One Arcade feature that has incited debate in the past is our username policy--real, full names only.Passage des Panoramas, Paris, 1910; source: Wikimedia This policy puts into practice the theory that academics should be able to think in public and stand behind their ideas, even the ones they formulate on the fly. Here's how Dan Cohen puts it in the above-mentioned post:
Another factor that has distanced professors from blogs was anonymity. Most early blogs, and especially the ones the media liked to cover, were anonymous or pseudonymous. But I would say that the vast majority of new blogs are clearly attributed (even if they have odd monikers, unlike the boring dancohen.org). Attribution and its associated goods, such as responsibility and credit, should make academics feel better about the genre.
Responsibility and credit sound great, and reassuringly academic.

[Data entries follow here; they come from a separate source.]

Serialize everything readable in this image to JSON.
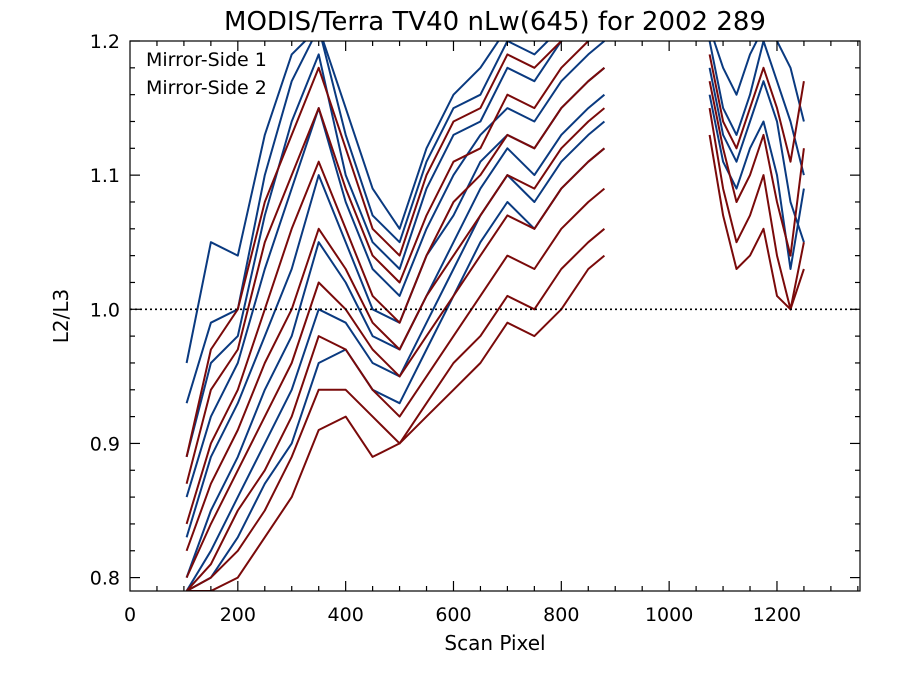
{
  "chart_data": {
    "type": "line",
    "title": "MODIS/Terra TV40 nLw(645) for 2002 289",
    "xlabel": "Scan Pixel",
    "ylabel": "L2/L3",
    "xlim": [
      0,
      1354
    ],
    "ylim": [
      0.79,
      1.2
    ],
    "xticks": [
      0,
      200,
      400,
      600,
      800,
      1000,
      1200
    ],
    "yticks": [
      0.8,
      0.9,
      1.0,
      1.1,
      1.2
    ],
    "reference_line": 1.0,
    "legend_placement": "top-left",
    "colors": {
      "mirror_side_1": "#0a3a80",
      "mirror_side_2": "#7a0a0a"
    },
    "series_groups": [
      {
        "name": "Mirror-Side 1",
        "color": "#0a3a80",
        "lines": [
          {
            "x": [
              105,
              150,
              200,
              250,
              300,
              350,
              400,
              450,
              500,
              550,
              600,
              650,
              700,
              750,
              800,
              850,
              880
            ],
            "y": [
              0.96,
              1.05,
              1.04,
              1.13,
              1.19,
              1.21,
              1.15,
              1.09,
              1.06,
              1.12,
              1.16,
              1.18,
              1.21,
              1.2,
              1.21,
              1.2,
              1.21
            ]
          },
          {
            "x": [
              105,
              150,
              200,
              250,
              300,
              350,
              400,
              450,
              500,
              550,
              600,
              650,
              700,
              750,
              800,
              850,
              880
            ],
            "y": [
              0.93,
              0.99,
              1.0,
              1.1,
              1.17,
              1.21,
              1.13,
              1.07,
              1.05,
              1.11,
              1.15,
              1.16,
              1.2,
              1.19,
              1.21,
              1.21,
              1.21
            ]
          },
          {
            "x": [
              105,
              150,
              200,
              250,
              300,
              350,
              400,
              450,
              500,
              550,
              600,
              650,
              700,
              750,
              800,
              850,
              880
            ],
            "y": [
              0.89,
              0.96,
              0.98,
              1.07,
              1.14,
              1.19,
              1.1,
              1.05,
              1.03,
              1.09,
              1.13,
              1.14,
              1.18,
              1.17,
              1.2,
              1.21,
              1.21
            ]
          },
          {
            "x": [
              105,
              150,
              200,
              250,
              300,
              350,
              400,
              450,
              500,
              550,
              600,
              650,
              700,
              750,
              800,
              850,
              880
            ],
            "y": [
              0.86,
              0.92,
              0.96,
              1.03,
              1.09,
              1.15,
              1.08,
              1.03,
              1.01,
              1.06,
              1.1,
              1.13,
              1.15,
              1.14,
              1.17,
              1.19,
              1.2
            ]
          },
          {
            "x": [
              105,
              150,
              200,
              250,
              300,
              350,
              400,
              450,
              500,
              550,
              600,
              650,
              700,
              750,
              800,
              850,
              880
            ],
            "y": [
              0.83,
              0.89,
              0.93,
              0.98,
              1.03,
              1.1,
              1.05,
              1.0,
              0.99,
              1.04,
              1.07,
              1.11,
              1.13,
              1.12,
              1.15,
              1.17,
              1.18
            ]
          },
          {
            "x": [
              105,
              150,
              200,
              250,
              300,
              350,
              400,
              450,
              500,
              550,
              600,
              650,
              700,
              750,
              800,
              850,
              880
            ],
            "y": [
              0.8,
              0.85,
              0.89,
              0.94,
              0.98,
              1.05,
              1.02,
              0.98,
              0.97,
              1.01,
              1.05,
              1.09,
              1.12,
              1.1,
              1.13,
              1.15,
              1.16
            ]
          },
          {
            "x": [
              105,
              150,
              200,
              250,
              300,
              350,
              400,
              450,
              500,
              550,
              600,
              650,
              700,
              750,
              800,
              850,
              880
            ],
            "y": [
              0.79,
              0.82,
              0.86,
              0.9,
              0.94,
              1.0,
              0.99,
              0.96,
              0.95,
              0.99,
              1.03,
              1.07,
              1.1,
              1.08,
              1.11,
              1.13,
              1.14
            ]
          },
          {
            "x": [
              105,
              150,
              200,
              250,
              300,
              350,
              400,
              450,
              500,
              550,
              600,
              650,
              700,
              750,
              800,
              850,
              880
            ],
            "y": [
              0.79,
              0.8,
              0.83,
              0.87,
              0.9,
              0.96,
              0.97,
              0.94,
              0.93,
              0.97,
              1.01,
              1.05,
              1.08,
              1.06,
              1.09,
              1.11,
              1.12
            ]
          },
          {
            "x": [
              1075,
              1100,
              1125,
              1150,
              1175,
              1200,
              1225,
              1250
            ],
            "y": [
              1.21,
              1.18,
              1.16,
              1.19,
              1.21,
              1.2,
              1.18,
              1.14
            ]
          },
          {
            "x": [
              1075,
              1100,
              1125,
              1150,
              1175,
              1200,
              1225,
              1250
            ],
            "y": [
              1.2,
              1.15,
              1.13,
              1.16,
              1.2,
              1.17,
              1.14,
              1.1
            ]
          },
          {
            "x": [
              1075,
              1100,
              1125,
              1150,
              1175,
              1200,
              1225,
              1250
            ],
            "y": [
              1.18,
              1.13,
              1.11,
              1.14,
              1.17,
              1.14,
              1.08,
              1.05
            ]
          },
          {
            "x": [
              1075,
              1100,
              1125,
              1150,
              1175,
              1200,
              1225,
              1250
            ],
            "y": [
              1.16,
              1.11,
              1.09,
              1.12,
              1.14,
              1.1,
              1.03,
              1.09
            ]
          }
        ]
      },
      {
        "name": "Mirror-Side 2",
        "color": "#7a0a0a",
        "lines": [
          {
            "x": [
              105,
              150,
              200,
              250,
              300,
              350,
              400,
              450,
              500,
              550,
              600,
              650,
              700,
              750,
              800,
              850,
              880
            ],
            "y": [
              0.89,
              0.97,
              1.0,
              1.08,
              1.13,
              1.18,
              1.12,
              1.06,
              1.04,
              1.1,
              1.14,
              1.15,
              1.19,
              1.18,
              1.2,
              1.21,
              1.21
            ]
          },
          {
            "x": [
              105,
              150,
              200,
              250,
              300,
              350,
              400,
              450,
              500,
              550,
              600,
              650,
              700,
              750,
              800,
              850,
              880
            ],
            "y": [
              0.87,
              0.94,
              0.97,
              1.05,
              1.1,
              1.15,
              1.09,
              1.04,
              1.02,
              1.07,
              1.11,
              1.12,
              1.16,
              1.15,
              1.18,
              1.2,
              1.21
            ]
          },
          {
            "x": [
              105,
              150,
              200,
              250,
              300,
              350,
              400,
              450,
              500,
              550,
              600,
              650,
              700,
              750,
              800,
              850,
              880
            ],
            "y": [
              0.84,
              0.9,
              0.94,
              1.0,
              1.06,
              1.11,
              1.06,
              1.01,
              0.99,
              1.04,
              1.08,
              1.1,
              1.13,
              1.12,
              1.15,
              1.17,
              1.18
            ]
          },
          {
            "x": [
              105,
              150,
              200,
              250,
              300,
              350,
              400,
              450,
              500,
              550,
              600,
              650,
              700,
              750,
              800,
              850,
              880
            ],
            "y": [
              0.82,
              0.87,
              0.91,
              0.96,
              1.0,
              1.06,
              1.03,
              0.99,
              0.97,
              1.01,
              1.04,
              1.07,
              1.1,
              1.09,
              1.12,
              1.14,
              1.15
            ]
          },
          {
            "x": [
              105,
              150,
              200,
              250,
              300,
              350,
              400,
              450,
              500,
              550,
              600,
              650,
              700,
              750,
              800,
              850,
              880
            ],
            "y": [
              0.8,
              0.84,
              0.88,
              0.92,
              0.96,
              1.02,
              1.0,
              0.97,
              0.95,
              0.98,
              1.01,
              1.04,
              1.07,
              1.06,
              1.09,
              1.11,
              1.12
            ]
          },
          {
            "x": [
              105,
              150,
              200,
              250,
              300,
              350,
              400,
              450,
              500,
              550,
              600,
              650,
              700,
              750,
              800,
              850,
              880
            ],
            "y": [
              0.79,
              0.81,
              0.85,
              0.88,
              0.92,
              0.98,
              0.97,
              0.94,
              0.92,
              0.95,
              0.98,
              1.01,
              1.04,
              1.03,
              1.06,
              1.08,
              1.09
            ]
          },
          {
            "x": [
              105,
              150,
              200,
              250,
              300,
              350,
              400,
              450,
              500,
              550,
              600,
              650,
              700,
              750,
              800,
              850,
              880
            ],
            "y": [
              0.79,
              0.8,
              0.82,
              0.85,
              0.89,
              0.94,
              0.94,
              0.92,
              0.9,
              0.93,
              0.96,
              0.98,
              1.01,
              1.0,
              1.03,
              1.05,
              1.06
            ]
          },
          {
            "x": [
              105,
              150,
              200,
              250,
              300,
              350,
              400,
              450,
              500,
              550,
              600,
              650,
              700,
              750,
              800,
              850,
              880
            ],
            "y": [
              0.79,
              0.79,
              0.8,
              0.83,
              0.86,
              0.91,
              0.92,
              0.89,
              0.9,
              0.92,
              0.94,
              0.96,
              0.99,
              0.98,
              1.0,
              1.03,
              1.04
            ]
          },
          {
            "x": [
              1075,
              1100,
              1125,
              1150,
              1175,
              1200,
              1225,
              1250
            ],
            "y": [
              1.19,
              1.14,
              1.12,
              1.15,
              1.18,
              1.15,
              1.11,
              1.17
            ]
          },
          {
            "x": [
              1075,
              1100,
              1125,
              1150,
              1175,
              1200,
              1225,
              1250
            ],
            "y": [
              1.17,
              1.12,
              1.08,
              1.1,
              1.13,
              1.08,
              1.04,
              1.12
            ]
          },
          {
            "x": [
              1075,
              1100,
              1125,
              1150,
              1175,
              1200,
              1225,
              1250
            ],
            "y": [
              1.15,
              1.09,
              1.05,
              1.07,
              1.1,
              1.04,
              1.0,
              1.05
            ]
          },
          {
            "x": [
              1075,
              1100,
              1125,
              1150,
              1175,
              1200,
              1225,
              1250
            ],
            "y": [
              1.13,
              1.07,
              1.03,
              1.04,
              1.06,
              1.01,
              1.0,
              1.03
            ]
          }
        ]
      }
    ]
  }
}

I've certainly come out in favor of responsibility and credit in the past. Yet as Marilee Lindemann points out in the Journal of Women's History, eschewing anonymity is gendered (among other things), not neutral. Moreover, Lindemann observes, less authoritative genres like blogging are often the scene of anonymity precisely because they are the places where the disempowered--those who need to be anonymous, for one reason or another--have access to authorship. For these reasons, she celebrates the construction of pseudonymous online identities:
There is a lot of Emily Dickinson in this postmodern Madwoman, playing fast and loose with identity, reveling in the space opened up by declaring oneself a delighted "Nobody" rather than a dreary "Somebody." Dickinson offers the Madwoman more than lessons in the ironies of non-identity, however. With her homemade books and the hundreds of poems circulated to an audience of intimates, she also provides an enabling example of self-publication. Dickinson's careful insistence to Thomas Higginson on the distinction between "print" and "publish" ("I had told you I did not print," she writes, when she wants to explain to him that "A narrow fellow in the grass" appeared in a Boston newspaper without her knowledge or consent) has new resonance in the postprint era that brought today's academic feminist bloggers into being. (210-2)

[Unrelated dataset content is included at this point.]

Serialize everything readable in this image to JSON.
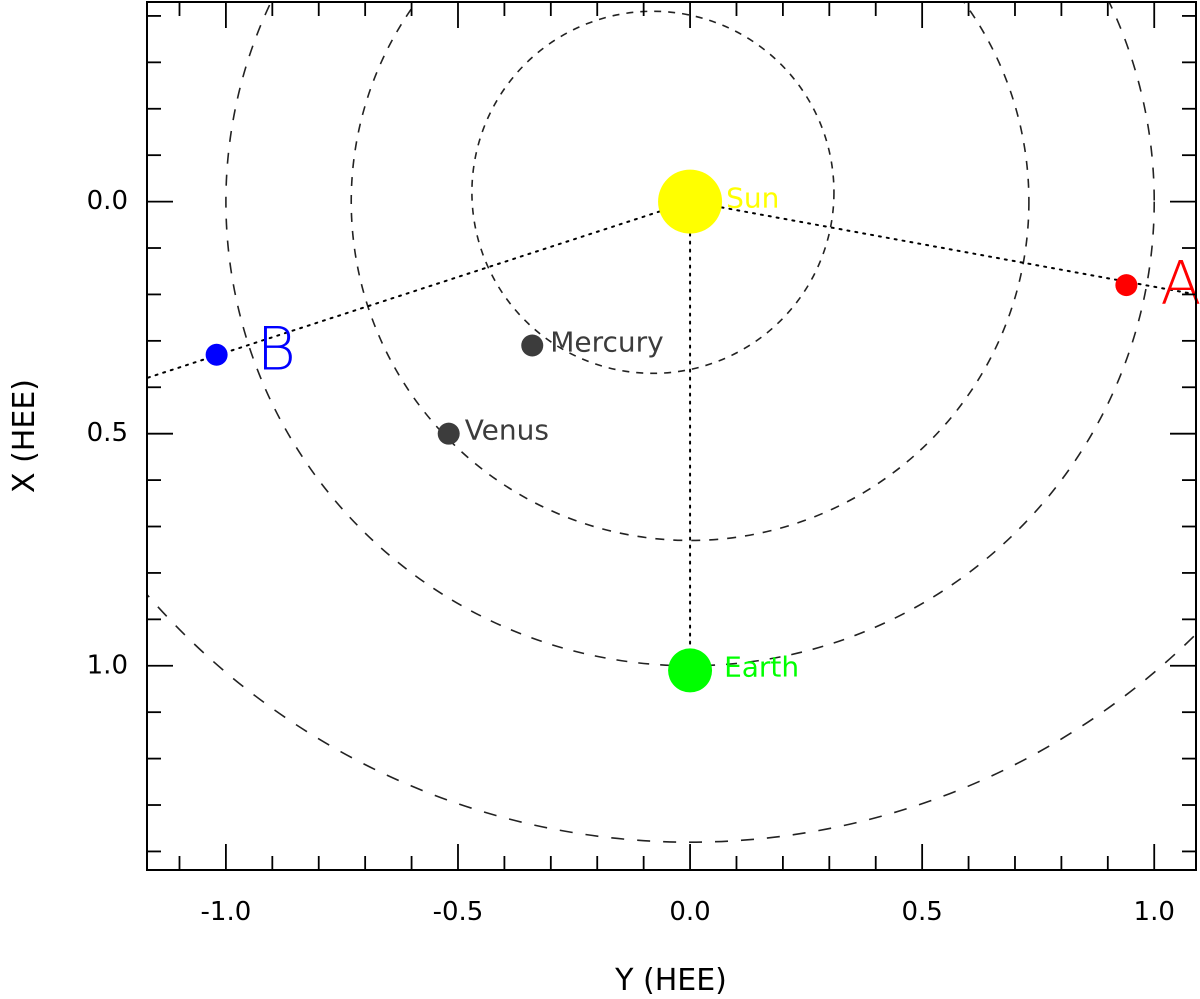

Indeed, the post-Web 2.0 tendency toward real names has serious privacy implications, and what seemed like an innocuous enough comment from Cohen in 2006 looks a little more troubling juxtaposed with later pronouncements against anonymity by Mark Zuckerberg and others, which my colleague Aaron Bady has ably demonstrated very frequently amounts to good old-fashioned privilege. Certainly a graduate student is less free to post under her or his real name than is a professor with tenure; ignoring power differentials does not make them go away. In requiring real names, Arcade enforces a particular kind of publicness that is in some ways riskier than print publishing.
How dreary to be somebody!
And yet, it's often as somebodies that we reveal ourselves as scholars and teachers. One of the bees recently in my proverbial bonnet is the notion that students have been misguided into thinking that academic thought is neither applicable to nor motivated by "the real world." It's in blogging that I've found this notion most profoundly refuted, as trivial posts on the minutiae of everyday life eventually link up with larger theoretical concerns, casually strung together by the idiosyncratic tagging taxonomy in my head. The humanities in particular are aimed at developing theoretically supple ways to answer questions that we seriously want answered. I'm not going to lie: when I heard I was going to be an aunt, I went and read Eve Sedgwick's essay "Tales of the Avunculate." (Recommended, by the way.) To me, revealing those connections is part of the point of thinking in public.
Sometimes a glass arcade is more of an "admiring bog"--but that's okay, I think.